Norwegian Politicians Brush Up On Their Poker Savvy

Progress Party MPs intend to play in a tournament Thursday

With parliamentary moves for a more liberal approach to poker imminent, two Norwegian MPs have decided it's time to broaden their knowledge of the game ahead of probable debates on the issue.

Per Sandberg and Roy Steffensen have announced that they plan to take part in a poker championship event taking place in Oslo this week.

The publication The Foreigner claims this is the first time MPs have taken part in this sort of competition in Norway.

It comes following statements earlier this month from the Norwegian Minister of Culture for the Conservative Party, Thorhild Widvey, who said she hoped poker would soon be legalised so a championship "…could be held in Norway in 2015" (see previous InfoPowa reports).

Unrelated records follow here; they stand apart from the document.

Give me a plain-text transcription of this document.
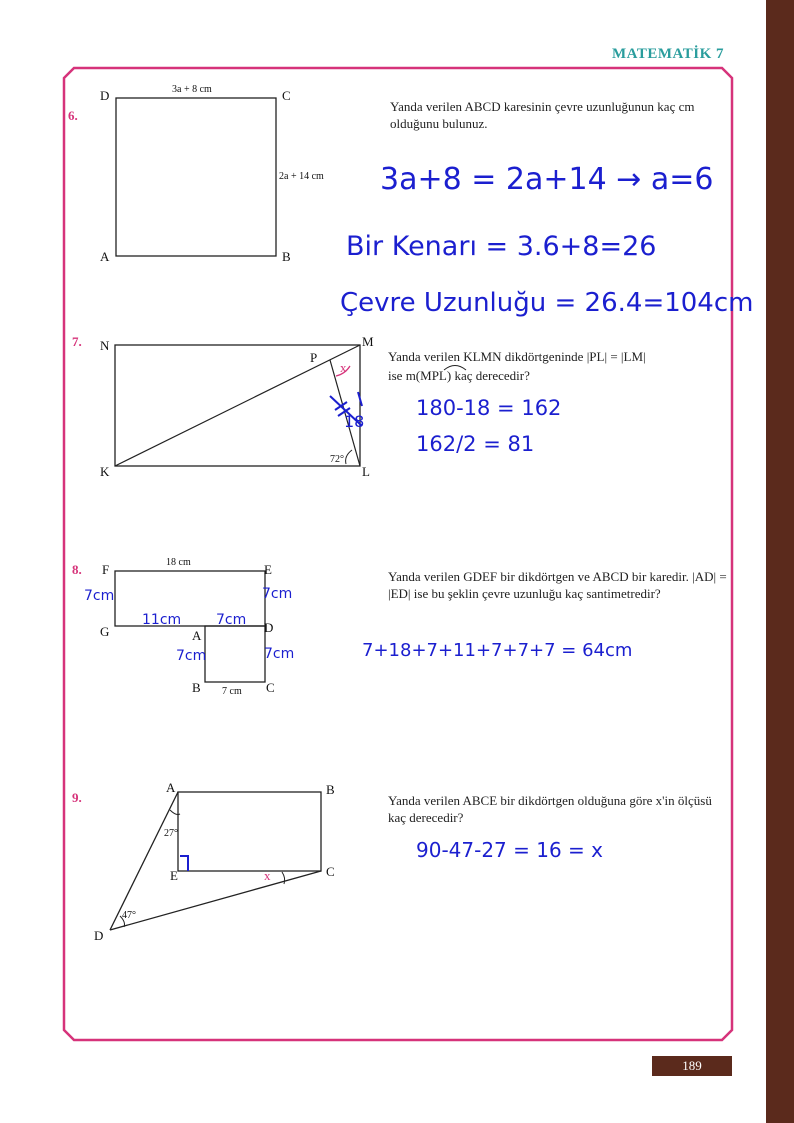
MATEMATİK 7
6.
D	C
A	B
3a + 8 cm
2a + 14 cm
Yanda verilen ABCD karesinin çevre uzunluğunun kaç cm olduğunu bulunuz.
3a+8 = 2a+14 → a=6
Bir Kenarı = 3.6+8=26
Çevre Uzunluğu = 26.4=104cm
7. N	M
K	L
P
x
72°
18
Yanda verilen KLMN dikdörtgeninde |PL| = |LM|
ise m(MPL) kaç derecedir?
180-18 = 162
162/2 = 81
8. F	E
G	D
A
B	C
18 cm
7 cm
7cm	7cm
11cm 7cm
7cm	7cm
Yanda verilen GDEF bir dikdörtgen ve ABCD bir karedir. |AD| = |ED| ise bu şeklin çevre uzunluğu kaç santimetredir?
7+18+7+11+7+7+7 = 64cm
9.
A	B
E	C
D
x
27°
47°
Yanda verilen ABCE bir dikdörtgen olduğuna göre x'in ölçüsü kaç derecedir?
90-47-27 = 16 = x
189
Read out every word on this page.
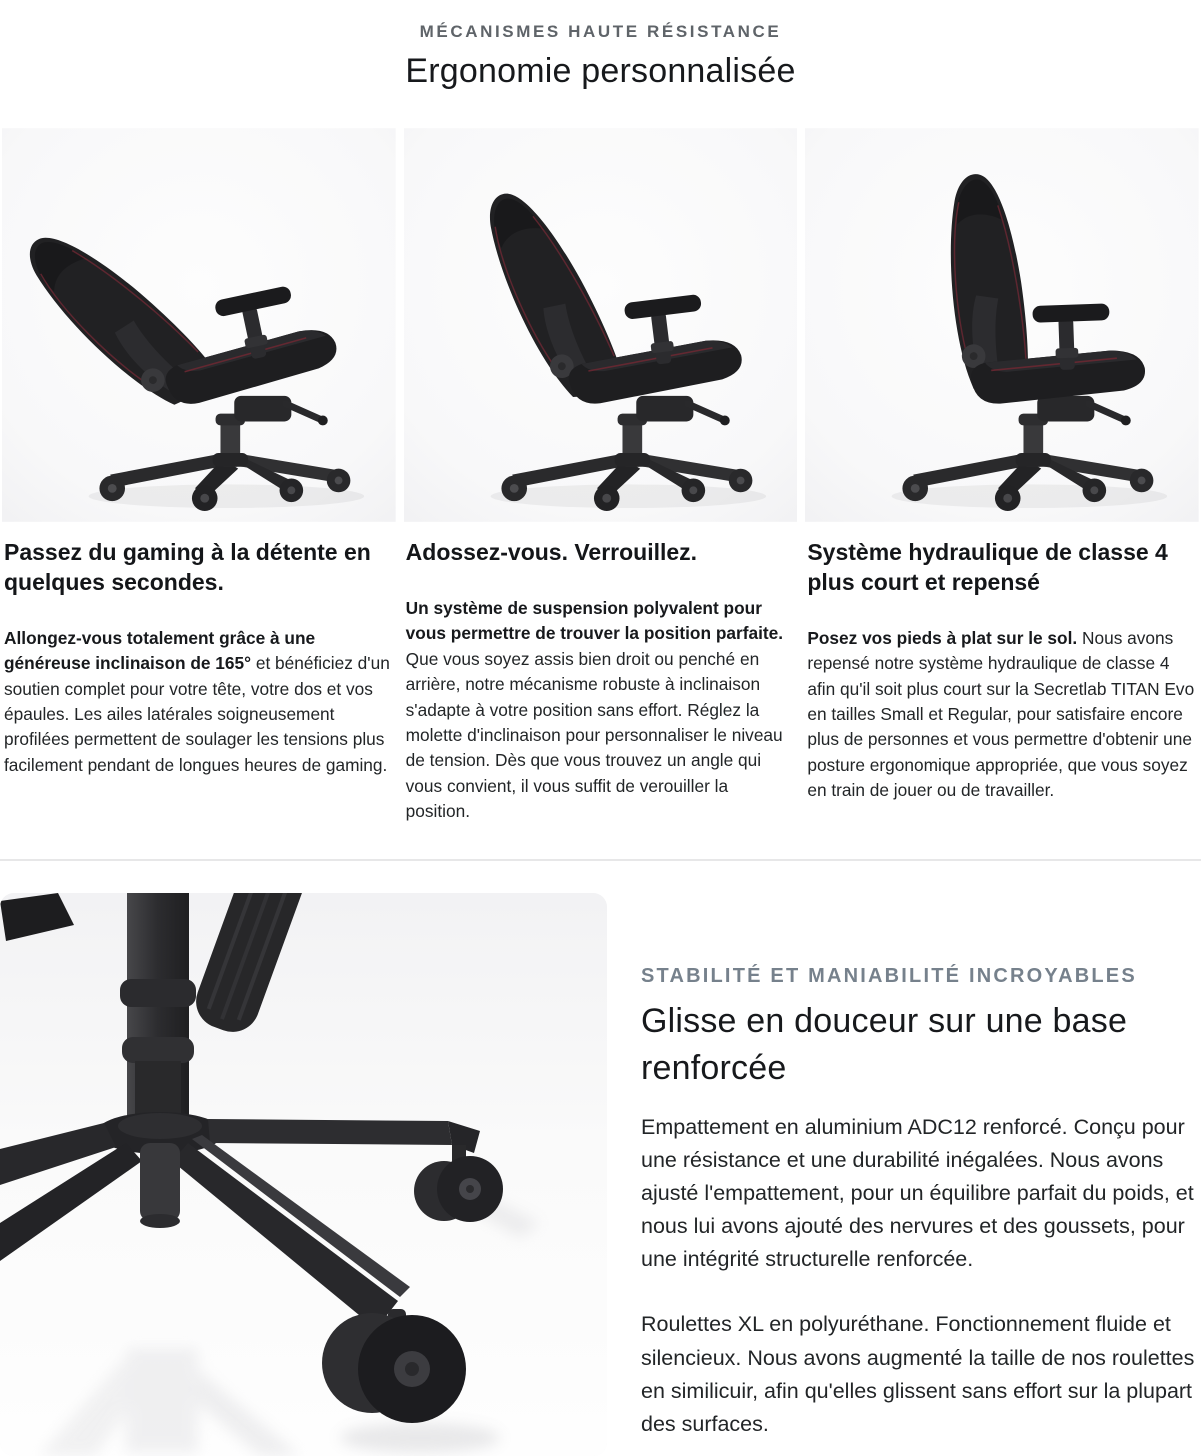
MÉCANISMES HAUTE RÉSISTANCE
Ergonomie personnalisée
Passez du gaming à la détente en quelques secondes.

Allongez-vous totalement grâce à une généreuse inclinaison de 165° et bénéficiez d'un soutien complet pour votre tête, votre dos et vos épaules. Les ailes latérales soigneusement profilées permettent de soulager les tensions plus facilement pendant de longues heures de gaming.

Adossez-vous. Verrouillez.

Un système de suspension polyvalent pour vous permettre de trouver la position parfaite. Que vous soyez assis bien droit ou penché en arrière, notre mécanisme robuste à inclinaison s'adapte à votre position sans effort. Réglez la molette d'inclinaison pour personnaliser le niveau de tension. Dès que vous trouvez un angle qui vous convient, il vous suffit de verouiller la position.

Système hydraulique de classe 4 plus court et repensé

Posez vos pieds à plat sur le sol. Nous avons repensé notre système hydraulique de classe 4 afin qu'il soit plus court sur la Secretlab TITAN Evo en tailles Small et Regular, pour satisfaire encore plus de personnes et vous permettre d'obtenir une posture ergonomique appropriée, que vous soyez en train de jouer ou de travailler.

STABILITÉ ET MANIABILITÉ INCROYABLES
Glisse en douceur sur une base renforcée

Empattement en aluminium ADC12 renforcé. Conçu pour une résistance et une durabilité inégalées. Nous avons ajusté l'empattement, pour un équilibre parfait du poids, et nous lui avons ajouté des nervures et des goussets, pour une intégrité structurelle renforcée.

Roulettes XL en polyuréthane. Fonctionnement fluide et silencieux. Nous avons augmenté la taille de nos roulettes en similicuir, afin qu'elles glissent sans effort sur la plupart des surfaces.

The bipartisan coalition government has already promised to implement the necessary legislative amendment to affect this goal.

"I want to learn more about the game and the culture before [the issue of] poker comes before Parliament, because I'm sure it will," Progress deputy leader Per Sandberg told Aftenbladet Monday.

Norway and Albania are the only European countries that do not allow monetary prizes in poker games, a situation that Steffensen characterises as "absolutely ridiculous."

"Around eight percent on the population [in Norway] play anyway, despite the ban: in basement living rooms, casual poker games, and especially online," he told The Foreigner.